ECONOMIA| 12.07.2022
“A tecnologia é a base do poder econômico dos Estados”
Falamos com José Ignacio Torreblanca, investigador principal e diretor do Escritório em Madri do Conselho Europeu de Relações Exteriores (ECFR), que expôs sua visão sobre o panorama internacional no relatório “Um mundo complexo. Análise geopolítica”, nas XXVIII Jornadas Internacionais da MAPFRE Global Risks.
O think tank que dirige na Espanha é um dos principais centros de pensamento na Europa, focado em promover uma maior união do continente. Torreblanca, ex-diretor de opinião do jornal El País, adverte de que o mundo está passando de uma ordem baseada em regras para outra baseada no poder, e nesta situação, a relevância dos europeus passa pelo seu desenvolvimento tecnológico, uma corrida em que, por enquanto, estão muito atrás de outros países como os Estados Unidos ou a China.
A tecnologia é poder?
A tecnologia é a base do poder econômico dos Estados. A tecnologia gera desigualdades: dentro das sociedades empodera uns e desempodera outros, e, entre os Estados, deixa uns mais fortes e outros mais fracos.
Os europeus esqueceram que o domínio tecnológico é o que nos permitiu alcançar o lugar que tivemos no mundo no passado, além disso com muito poucos recursos econômicos e militares, porque a primazia era absoluta. Por isso, a China é tão consciente de que tem de garantir sua própria soberania tecnológica. Os Estados Unidos também se deram conta disto, e enquanto as coisas estavam boas não lhe importou que a China usasse tecnologias norte-americanas, mas esta situação está mudando. Agora há uma Guerra Fria, tecnológica, para que o outro não se beneficie de suas inovações.
Não se pode falar de relações internacionais sem mencionar a guerra da Ucrânia, como o cenário mudou?
Foi uma sacudida muito importante para a ordem europeia, e por extensão para a ordem global. É uma grande disrupção que além disso nos pega desprevenidos, no sentido de que o mundo está focado na transição de poder entre a China e os Estados Unidos, que é a grande tendência do século XXI, e no entanto esta guerra parece um legado de um século XX que ainda não acabou. Nós europeus enfrentamos duas verdades muito incômodas, e é que somos consumidores e não produtores de segurança e de energia. E isso são dois vetores de fraqueza potentíssimos que nos tornam muito vulneráveis e dependentes.
Nestas Jornadas da MAPFRE Global Risks, falou-se de uma volta a um ambiente similar ao da Guerra Fria, mas o mundo já não é o mesmo. Que diferenças há entre a atualidade e esse momento?
O mundo não está igual porque a Guerra Fria supunha a existência de dois blocos isolados entre si, e portanto não havia interdependência entre eles ou essas interdependências limitavam-se ao máximo. Agora estamos em uma situação muito paradoxal, na qual temos um máximo de interdependência mas ao mesmo tempo um máximo de tensão geopolítica, e portanto todas essas dependências que você pensava que o faziam garantir a paz agora se transformam em fraquezas. O que os Estados fazem? Tentam desacoplar-se, reduzir essas interdependências, mas você não pode pensar que vai acabar em uma situação em que o comércio entre os EUA e a China seja como o comércio entre os EUA e a URSS, que era de uns 2 bilhões de dólares ao ano. Estamos em um processo de desacoplamento, desglobalização, fragmentação… Vimos na pandemia que, a partir da saúde e da tecnologia, há elementos que são vulnerabilidades e que outros estão dispostos a explorar.
Neste contexto, a desinformação alcançou uma nova dimensão? Utiliza-se como mais uma arma?

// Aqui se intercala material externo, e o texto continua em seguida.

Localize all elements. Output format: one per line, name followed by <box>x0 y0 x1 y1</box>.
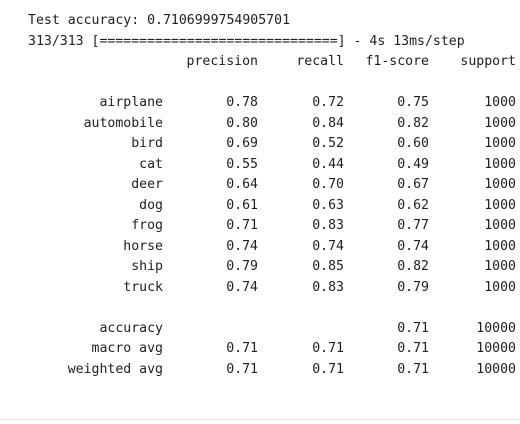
row-recall: 0.44 <box>312 156 344 172</box>
row-label: accuracy <box>99 320 163 336</box>
row-precision: 0.74 <box>226 238 258 254</box>
row-recall: 0.70 <box>312 177 344 192</box>
row-f1-score: 0.71 <box>397 320 429 336</box>
row-support: 1000 <box>484 136 516 151</box>
test-accuracy-line: Test accuracy: 0.7106999754905701 <box>28 13 291 28</box>
row-recall: 0.71 <box>312 361 344 377</box>
row-support: 1000 <box>484 177 516 192</box>
row-support: 10000 <box>476 341 516 356</box>
row-precision: 0.79 <box>226 259 258 274</box>
weighted-avg-row: weighted avg 0.71 0.71 0.71 10000 <box>28 360 516 381</box>
row-recall: 0.63 <box>312 197 344 213</box>
row-recall: 0.84 <box>312 115 344 131</box>
row-label: automobile <box>83 115 163 131</box>
row-precision: 0.74 <box>226 279 258 295</box>
header-f1-score: f1-score <box>365 54 429 69</box>
header-recall: recall <box>296 54 344 69</box>
row-support: 1000 <box>484 115 516 131</box>
row-label: macro avg <box>91 341 163 356</box>
row-f1-score: 0.79 <box>397 279 429 295</box>
row-support: 1000 <box>484 218 516 233</box>
row-precision: 0.64 <box>226 177 258 192</box>
row-f1-score: 0.62 <box>397 197 429 213</box>
row-f1-score: 0.60 <box>397 136 429 151</box>
class-row: truck 0.74 0.83 0.79 1000 <box>28 278 516 299</box>
row-recall: 0.83 <box>312 218 344 233</box>
output-bottom-divider <box>0 419 520 420</box>
row-support: 1000 <box>484 279 516 295</box>
row-f1-score: 0.71 <box>397 341 429 356</box>
row-label: truck <box>123 279 163 295</box>
class-row: cat 0.55 0.44 0.49 1000 <box>28 155 516 176</box>
row-precision: 0.78 <box>226 95 258 110</box>
row-f1-score: 0.77 <box>397 218 429 233</box>
row-label: horse <box>123 238 163 254</box>
row-support: 1000 <box>484 238 516 254</box>
class-row: horse 0.74 0.74 0.74 1000 <box>28 237 516 258</box>
row-precision: 0.55 <box>226 156 258 172</box>
row-support: 1000 <box>484 156 516 172</box>
row-recall: 0.71 <box>312 341 344 356</box>
row-f1-score: 0.75 <box>397 95 429 110</box>
row-label: airplane <box>99 95 163 110</box>
cell-output: Test accuracy: 0.7106999754905701 313/31… <box>28 11 516 380</box>
row-recall: 0.83 <box>312 279 344 295</box>
row-label: deer <box>131 177 163 192</box>
row-support: 10000 <box>476 361 516 377</box>
row-label: bird <box>131 136 163 151</box>
progress-line: 313/313 [==============================]… <box>28 33 465 49</box>
macro-avg-row: macro avg 0.71 0.71 0.71 10000 <box>28 339 516 360</box>
report-header-row: precision recall f1-score support <box>28 52 516 73</box>
row-label: ship <box>131 259 163 274</box>
header-precision: precision <box>186 54 258 69</box>
row-precision: 0.69 <box>226 136 258 151</box>
class-rows: airplane 0.78 0.72 0.75 1000 automobile 0.80 0.… <box>28 93 516 298</box>
row-recall: 0.74 <box>312 238 344 254</box>
row-label: cat <box>139 156 163 172</box>
row-label: dog <box>139 197 163 213</box>
row-label: frog <box>131 218 163 233</box>
row-support: 1000 <box>484 259 516 274</box>
row-precision: 0.80 <box>226 115 258 131</box>
class-row: deer 0.64 0.70 0.67 1000 <box>28 175 516 196</box>
row-support: 10000 <box>476 320 516 336</box>
row-recall: 0.52 <box>312 136 344 151</box>
row-f1-score: 0.82 <box>397 115 429 131</box>
accuracy-row: accuracy 0.71 10000 <box>28 319 516 340</box>
row-support: 1000 <box>484 95 516 110</box>
row-f1-score: 0.74 <box>397 238 429 254</box>
row-support: 1000 <box>484 197 516 213</box>
row-f1-score: 0.71 <box>397 361 429 377</box>
row-recall: 0.72 <box>312 95 344 110</box>
row-precision: 0.71 <box>226 361 258 377</box>
row-recall: 0.85 <box>312 259 344 274</box>
class-row: bird 0.69 0.52 0.60 1000 <box>28 134 516 155</box>
row-f1-score: 0.67 <box>397 177 429 192</box>
header-support: support <box>460 54 516 69</box>
class-row: ship 0.79 0.85 0.82 1000 <box>28 257 516 278</box>
class-row: automobile 0.80 0.84 0.82 1000 <box>28 114 516 135</box>
row-precision: 0.61 <box>226 197 258 213</box>
row-f1-score: 0.49 <box>397 156 429 172</box>
row-precision: 0.71 <box>226 218 258 233</box>
row-f1-score: 0.82 <box>397 259 429 274</box>
class-row: airplane 0.78 0.72 0.75 1000 <box>28 93 516 114</box>
class-row: dog 0.61 0.63 0.62 1000 <box>28 196 516 217</box>
row-label: weighted avg <box>67 361 163 377</box>
row-precision: 0.71 <box>226 341 258 356</box>
class-row: frog 0.71 0.83 0.77 1000 <box>28 216 516 237</box>
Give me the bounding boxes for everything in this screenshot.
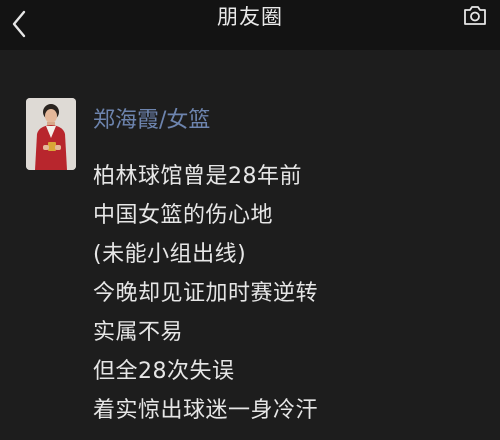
user-photo-icon	[26, 98, 76, 170]
post-text-line: 着实惊出球迷一身冷汗	[93, 398, 319, 423]
post-text-line: 今晚却见证加时赛逆转	[93, 281, 319, 306]
camera-button[interactable]	[462, 2, 488, 28]
post-text-line: 中国女篮的伤心地	[93, 203, 274, 228]
page-title: 朋友圈	[217, 5, 283, 29]
post-text-line: 但全28次失误	[93, 359, 235, 384]
post-text-line: (未能小组出线)	[93, 242, 247, 267]
post-author-name[interactable]: 郑海霞/女篮	[93, 107, 210, 135]
avatar[interactable]	[26, 98, 76, 170]
nav-bar: 朋友圈	[0, 0, 500, 50]
post-text: 柏林球馆曾是28年前 中国女篮的伤心地 (未能小组出线) 今晚却见证加时赛逆转 …	[93, 157, 493, 430]
post-text-line: 实属不易	[93, 320, 184, 345]
moments-feed: 郑海霞/女篮 柏林球馆曾是28年前 中国女篮的伤心地 (未能小组出线) 今晚却见…	[0, 50, 500, 440]
post-text-line: 柏林球馆曾是28年前	[93, 164, 302, 189]
moments-screen: 朋友圈 郑海霞/女篮 柏林球馆曾是28年前 中国女篮的伤心地 (未能小组出线) …	[0, 0, 500, 440]
camera-icon	[464, 6, 486, 25]
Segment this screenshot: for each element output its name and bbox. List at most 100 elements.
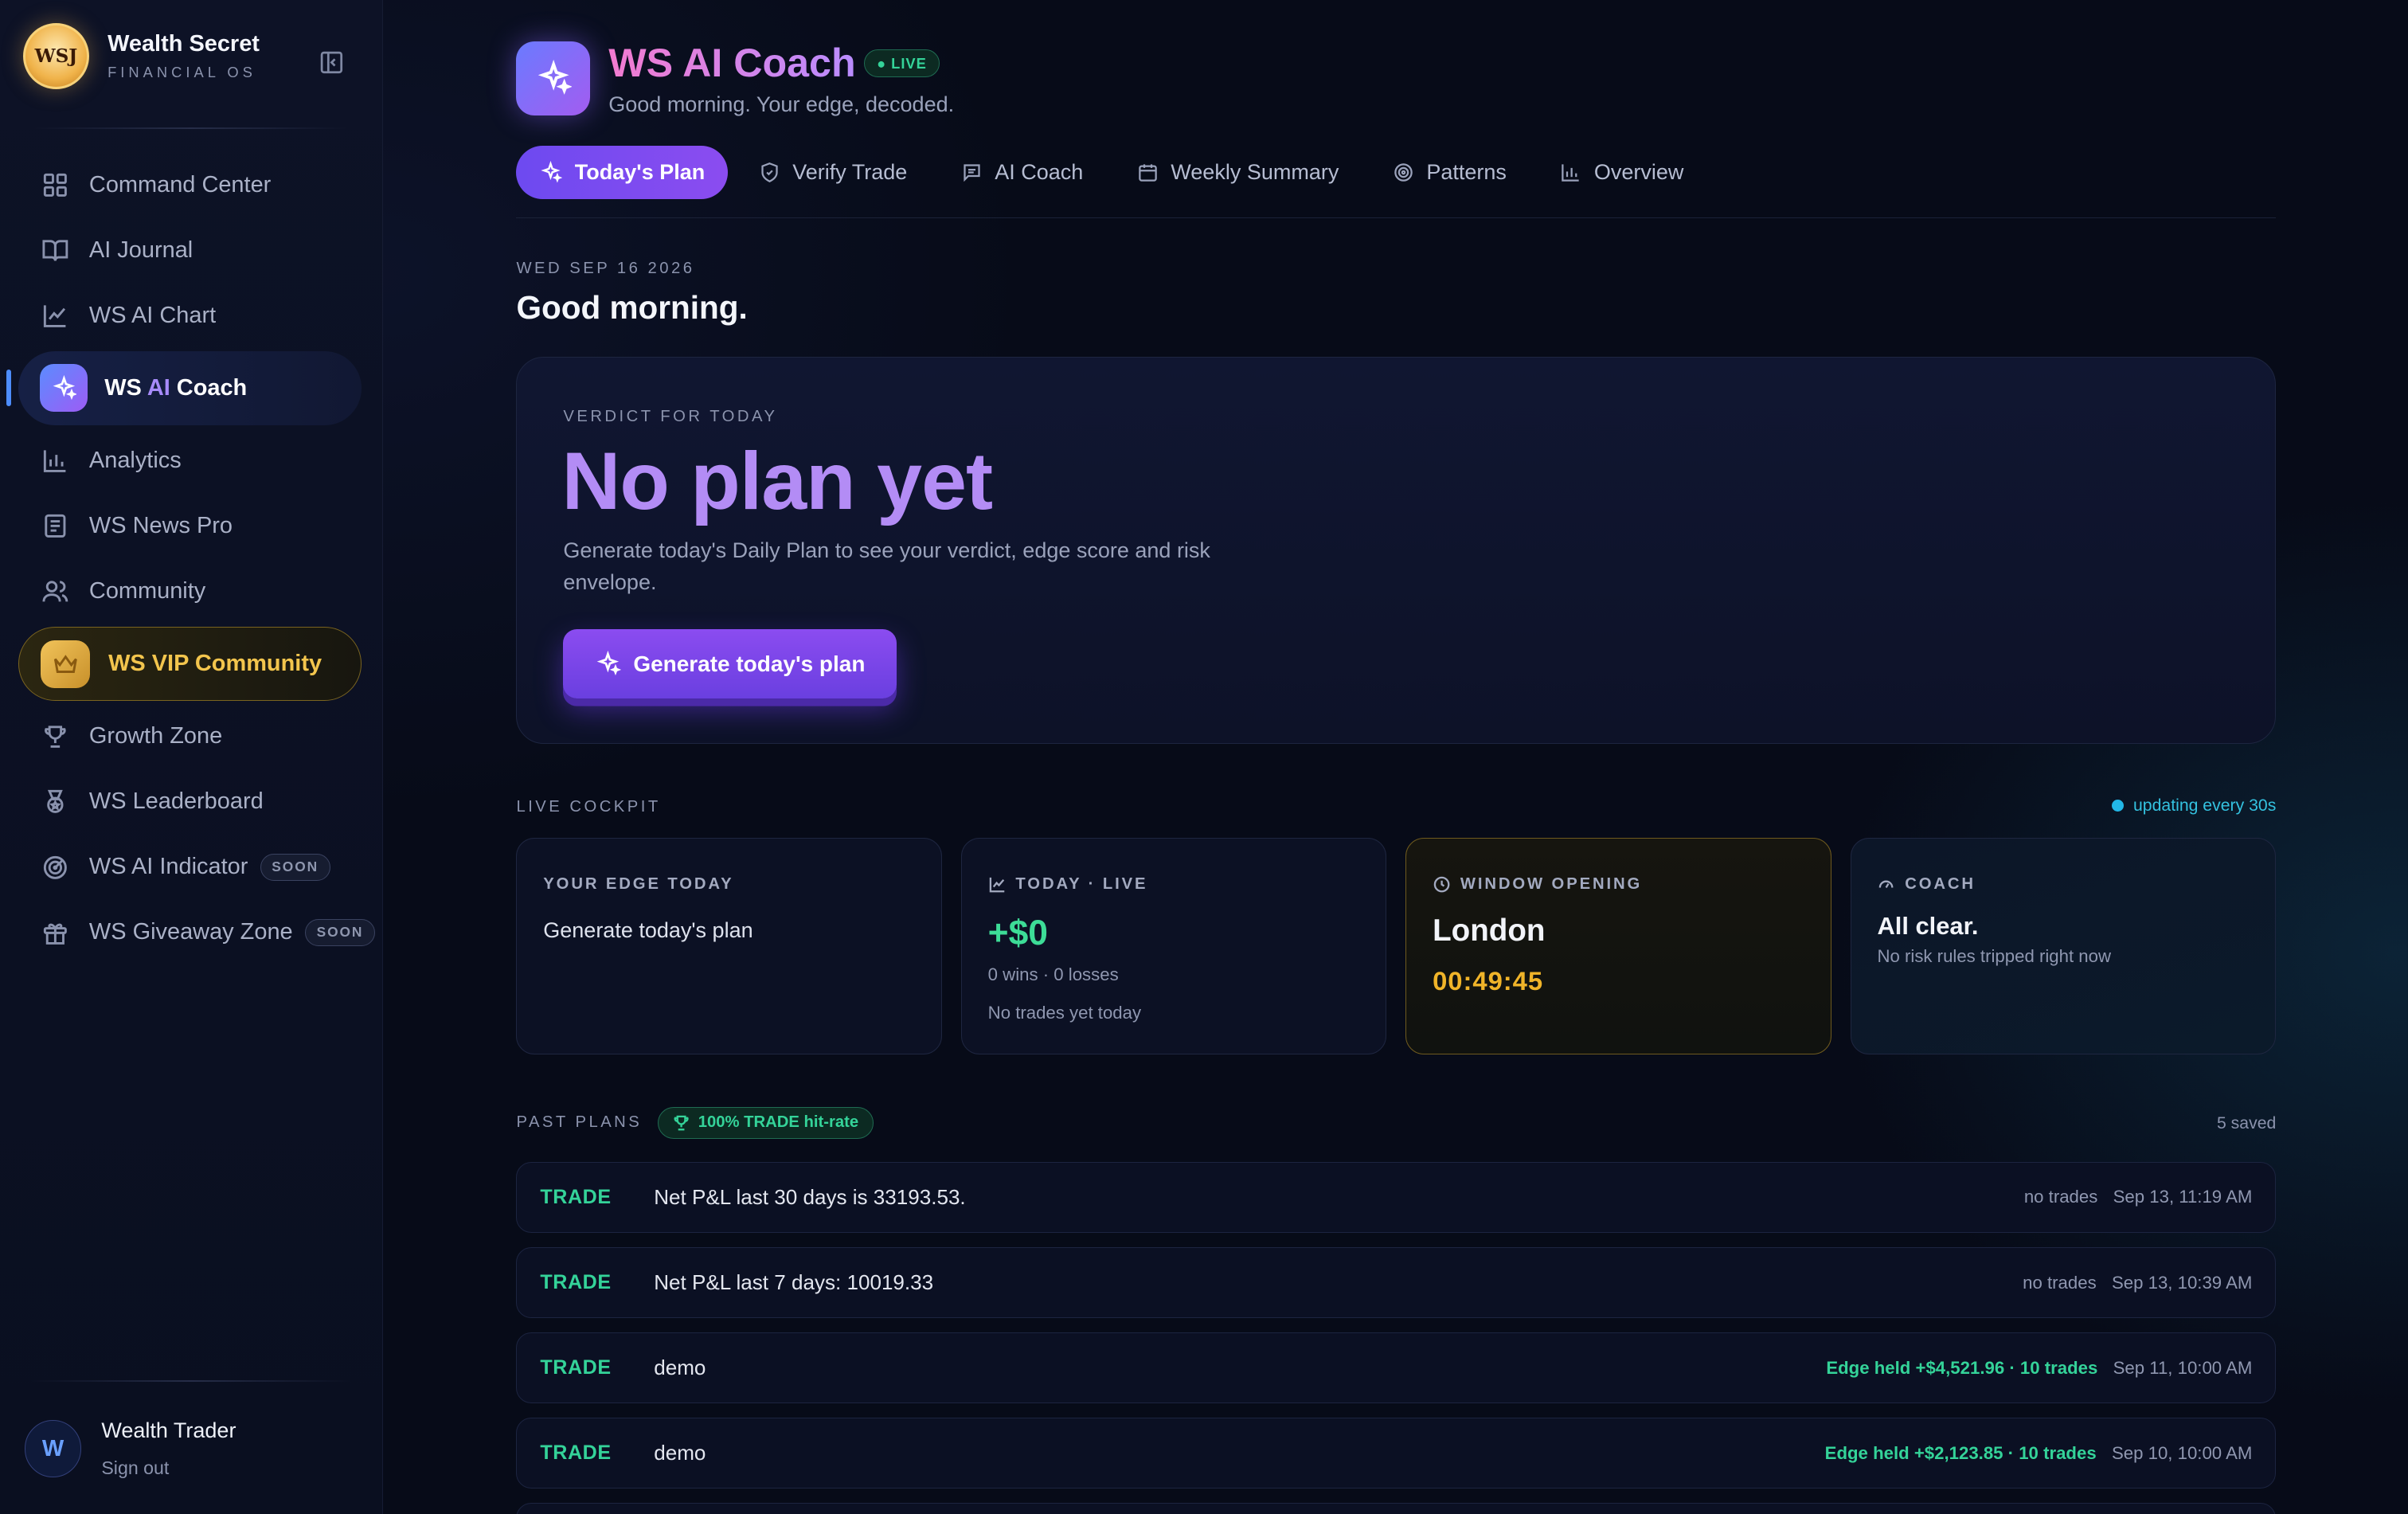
label-text: COACH (1905, 875, 1976, 894)
tab-verify-trade[interactable]: Verify Trade (736, 146, 930, 200)
cockpit-label: LIVE COCKPIT (516, 797, 661, 816)
crown-icon (41, 640, 90, 688)
sidebar-item-label: WS Leaderboard (88, 788, 264, 815)
tab-patterns[interactable]: Patterns (1370, 146, 1530, 200)
plan-tag: TRADE (540, 1442, 612, 1465)
pnl-value: +$0 (987, 913, 1048, 953)
gauge-icon (1877, 875, 1895, 894)
coach-status: All clear. (1877, 912, 1979, 941)
sidebar-item-ws-giveaway-zone[interactable]: WS Giveaway Zone SOON (18, 900, 375, 965)
plan-row[interactable] (516, 1503, 2277, 1514)
cockpit-cards: YOUR EDGE TODAY Generate today's plan TO… (516, 837, 2277, 1054)
label-prefix: WS (104, 374, 147, 401)
plan-time: Sep 11, 10:00 AM (2113, 1357, 2253, 1378)
edge-text: Generate today's plan (543, 918, 753, 943)
sidebar: WSJ Wealth Secret FINANCIAL OS Command C… (0, 0, 383, 1514)
sparkle-icon (595, 651, 621, 677)
sidebar-item-label: WS Giveaway Zone (88, 919, 293, 945)
plan-row[interactable]: TRADE demo Edge held +$4,521.96 · 10 tra… (516, 1332, 2277, 1404)
divider (30, 1380, 351, 1383)
sidebar-item-ai-journal[interactable]: AI Journal (18, 217, 375, 283)
book-icon (40, 235, 71, 266)
card-label: WINDOW OPENING (1433, 875, 1642, 894)
sidebar-item-command-center[interactable]: Command Center (18, 152, 375, 217)
edge-card[interactable]: YOUR EDGE TODAY Generate today's plan (516, 837, 943, 1054)
update-status: updating every 30s (2111, 796, 2276, 816)
tab-overview[interactable]: Overview (1537, 146, 1706, 200)
active-indicator (6, 370, 11, 407)
generate-plan-button[interactable]: Generate today's plan (563, 629, 897, 699)
sparkle-icon (40, 364, 88, 413)
verdict-title: No plan yet (561, 435, 993, 527)
verdict-card: VERDICT FOR TODAY No plan yet Generate t… (516, 356, 2277, 745)
date-label: WED SEP 16 2026 (516, 260, 695, 278)
tab-label: Verify Trade (792, 160, 908, 185)
newspaper-icon (40, 511, 71, 542)
plan-stat: no trades (2023, 1272, 2097, 1293)
sidebar-item-label: WS News Pro (88, 512, 233, 538)
button-label: Generate today's plan (633, 651, 866, 676)
shield-icon (759, 162, 780, 183)
window-opening-card[interactable]: WINDOW OPENING London 00:49:45 (1405, 837, 1831, 1054)
win-loss: 0 wins · 0 losses (987, 964, 1119, 985)
coach-card[interactable]: COACH All clear. No risk rules tripped r… (1850, 837, 2277, 1054)
sidebar-item-ws-ai-coach[interactable]: WS AI Coach (6, 350, 362, 425)
brand[interactable]: WSJ Wealth Secret FINANCIAL OS (22, 22, 260, 89)
sidebar-item-community[interactable]: Community (18, 558, 375, 624)
user-profile: W Wealth Trader Sign out (24, 1418, 236, 1479)
live-label: LIVE (891, 54, 927, 72)
plan-tag: TRADE (540, 1356, 612, 1379)
gift-icon (40, 917, 71, 949)
plan-row[interactable]: TRADE Net P&L last 30 days is 33193.53. … (516, 1162, 2277, 1233)
plan-row[interactable]: TRADE demo Edge held +$2,123.85 · 10 tra… (516, 1418, 2277, 1489)
brand-subtitle: FINANCIAL OS (108, 63, 256, 80)
plan-row[interactable]: TRADE Net P&L last 7 days: 10019.33 no t… (516, 1247, 2277, 1318)
sidebar-item-label: WS AI Indicator (88, 854, 248, 880)
card-label: COACH (1877, 875, 1975, 894)
radar-icon (40, 852, 71, 883)
page-subtitle: Good morning. Your edge, decoded. (608, 92, 955, 116)
sidebar-item-ws-ai-indicator[interactable]: WS AI Indicator SOON (18, 835, 375, 900)
sidebar-item-ws-news-pro[interactable]: WS News Pro (18, 493, 375, 558)
sidebar-item-analytics[interactable]: Analytics (18, 428, 375, 493)
sidebar-item-ws-vip-community[interactable]: WS VIP Community (18, 627, 362, 701)
sidebar-item-label: AI Journal (88, 237, 194, 263)
page-title: WS AI Coach (608, 41, 856, 86)
sidebar-item-ws-ai-chart[interactable]: WS AI Chart (18, 283, 375, 348)
plan-text: Net P&L last 7 days: 10019.33 (654, 1270, 934, 1295)
hit-rate-text: 100% TRADE hit-rate (698, 1113, 859, 1132)
plan-text: demo (654, 1356, 706, 1380)
plan-tag: TRADE (540, 1185, 612, 1208)
sidebar-item-label: WS AI Coach (104, 375, 247, 401)
plan-stat: Edge held +$2,123.85 · 10 trades (1824, 1442, 2097, 1463)
sign-out-link[interactable]: Sign out (101, 1457, 236, 1479)
plan-time: Sep 13, 10:39 AM (2111, 1272, 2253, 1293)
tab-label: Overview (1593, 160, 1684, 185)
sidebar-item-label: Growth Zone (88, 723, 223, 749)
tab-ai-coach[interactable]: AI Coach (938, 146, 1106, 200)
sidebar-nav: Command Center AI Journal WS AI Chart WS… (6, 152, 375, 965)
sparkle-icon (539, 161, 563, 184)
plan-tag: TRADE (540, 1271, 612, 1294)
hit-rate-badge: 100% TRADE hit-rate (657, 1106, 874, 1140)
soon-badge: SOON (260, 853, 330, 882)
line-chart-icon (40, 300, 71, 331)
sidebar-item-label: Analytics (88, 447, 182, 473)
divider (30, 127, 351, 130)
sidebar-item-ws-leaderboard[interactable]: WS Leaderboard (18, 769, 375, 835)
no-trades-note: No trades yet today (987, 1003, 1142, 1023)
verdict-label: VERDICT FOR TODAY (563, 408, 778, 426)
label-suffix: Coach (170, 374, 248, 401)
greeting: Good morning. (516, 288, 748, 326)
collapse-sidebar-icon[interactable] (319, 49, 345, 76)
trophy-icon (40, 722, 71, 753)
today-live-card[interactable]: TODAY · LIVE +$0 0 wins · 0 losses No tr… (960, 837, 1387, 1054)
card-label: YOUR EDGE TODAY (543, 875, 734, 894)
label-text: WINDOW OPENING (1460, 875, 1643, 894)
bar-chart-icon (1560, 162, 1581, 183)
avatar[interactable]: W (24, 1420, 82, 1477)
tab-todays-plan[interactable]: Today's Plan (516, 145, 729, 200)
plan-time: Sep 13, 11:19 AM (2113, 1187, 2253, 1207)
sidebar-item-growth-zone[interactable]: Growth Zone (18, 704, 375, 769)
tab-weekly-summary[interactable]: Weekly Summary (1114, 146, 1362, 200)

Falamos de desinformação como campanhas organizadas de influência que têm o objetivo deliberado de confundir, de danificar, de afetar a legitimidade democrática, que podem vir de dentro ou de fora. E isso é possível graças às vulnerabilidades das redes sociais, porque não foram feitas para que a informação que circula por elas se verifique, não foram pensadas como meios de comunicação e portanto não se instauraram desde o princípio os controles de que se precisava para fazê-las funcionar eficazmente. Uma coisa que pensávamos que ia ser uma vantagem das democracias frente às ditaduras, por exemplo com as primaveras árabes, transformou-se em uma vulnerabilidade, porque somos vítimas de nossa própria abertura e tecnologia aberta. Enquanto outros países podem fazer muralhas digitais, nós não podemos viver em um espaço informativo fechado, porque assim seríamos como as ditaduras.